The next day, the photo at the top of page one was of Tommy Zeigler hiding his face behind a blanket as he was taken into custody.

*

Peter de Manio, a circuit court judge, read the charges against Zeigler at a special proceedings held on the 30th in his hospital room.  The Sentinel Star described him as “ashen-faced” when he listened to the accusations. 

 “Zeigler showed no emotion as the judge spoke,” wrote reporter Paul Jenkins.  “His eyes remained fixed on de Manio and he did not glance around the tiny hospital room crammed with newsmen, court clerks, and sheriff’s deputies.”

In the accompanying photograph Zeigler appeared impassive, stolid: perhaps stunned.  De Manio asked him if he understood the charges against him, and Zeigler whispered, “Yes.”  De Manio explained that the penalty for each of the four counts was life imprisonment, or death.

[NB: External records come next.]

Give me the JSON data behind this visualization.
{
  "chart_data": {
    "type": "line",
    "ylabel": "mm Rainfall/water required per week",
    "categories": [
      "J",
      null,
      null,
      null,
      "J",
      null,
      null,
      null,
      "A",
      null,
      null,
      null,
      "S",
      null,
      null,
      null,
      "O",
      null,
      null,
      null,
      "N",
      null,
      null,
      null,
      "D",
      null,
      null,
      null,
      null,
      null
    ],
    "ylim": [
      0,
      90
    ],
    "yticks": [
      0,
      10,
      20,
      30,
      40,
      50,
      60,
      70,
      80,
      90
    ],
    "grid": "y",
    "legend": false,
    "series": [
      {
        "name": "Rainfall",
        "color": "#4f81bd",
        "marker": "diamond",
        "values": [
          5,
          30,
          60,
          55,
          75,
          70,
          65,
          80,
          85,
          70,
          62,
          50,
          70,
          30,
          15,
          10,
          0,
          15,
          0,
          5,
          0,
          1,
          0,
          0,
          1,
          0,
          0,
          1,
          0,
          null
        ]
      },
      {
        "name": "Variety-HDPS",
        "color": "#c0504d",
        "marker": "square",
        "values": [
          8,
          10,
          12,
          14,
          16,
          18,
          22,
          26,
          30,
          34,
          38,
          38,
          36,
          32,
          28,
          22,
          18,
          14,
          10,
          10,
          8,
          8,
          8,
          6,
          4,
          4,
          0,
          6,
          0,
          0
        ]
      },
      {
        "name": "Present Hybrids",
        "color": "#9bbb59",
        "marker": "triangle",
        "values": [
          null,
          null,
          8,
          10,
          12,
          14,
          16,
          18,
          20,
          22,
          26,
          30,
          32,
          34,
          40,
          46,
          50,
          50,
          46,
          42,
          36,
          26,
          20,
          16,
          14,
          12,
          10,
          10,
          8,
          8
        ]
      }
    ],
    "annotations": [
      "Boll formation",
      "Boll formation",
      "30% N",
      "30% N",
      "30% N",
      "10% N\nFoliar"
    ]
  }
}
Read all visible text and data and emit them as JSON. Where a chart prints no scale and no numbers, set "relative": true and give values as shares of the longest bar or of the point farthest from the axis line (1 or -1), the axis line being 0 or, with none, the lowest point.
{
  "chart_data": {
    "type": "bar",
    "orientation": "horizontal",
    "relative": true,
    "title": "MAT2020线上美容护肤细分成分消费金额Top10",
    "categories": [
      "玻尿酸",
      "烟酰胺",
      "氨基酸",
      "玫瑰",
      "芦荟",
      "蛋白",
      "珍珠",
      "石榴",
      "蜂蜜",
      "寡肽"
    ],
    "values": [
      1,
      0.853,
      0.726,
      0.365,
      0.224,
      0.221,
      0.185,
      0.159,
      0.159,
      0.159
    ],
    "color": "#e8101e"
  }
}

On that day, the question of a death sentence was moot.  Not since 1964 had the state executed anyone in its electric chair at Florida State Prison.  In 1972, the U.S. Supreme Court had declared the state’s death penalty to be unconstitutional.

But the state was preparing to argue otherwise.  In the spring, Florida would ask the Supreme Court to uphold a sentence of death against Charles William Proffitt, a thirty-year-old warehouseman convicted of murdering a high school wrestling coach during a burglary.  The decision, when it was announced in July, would have huge implications for the nearly seventy men who still remained on Death Row, and for Tommy Zeigler.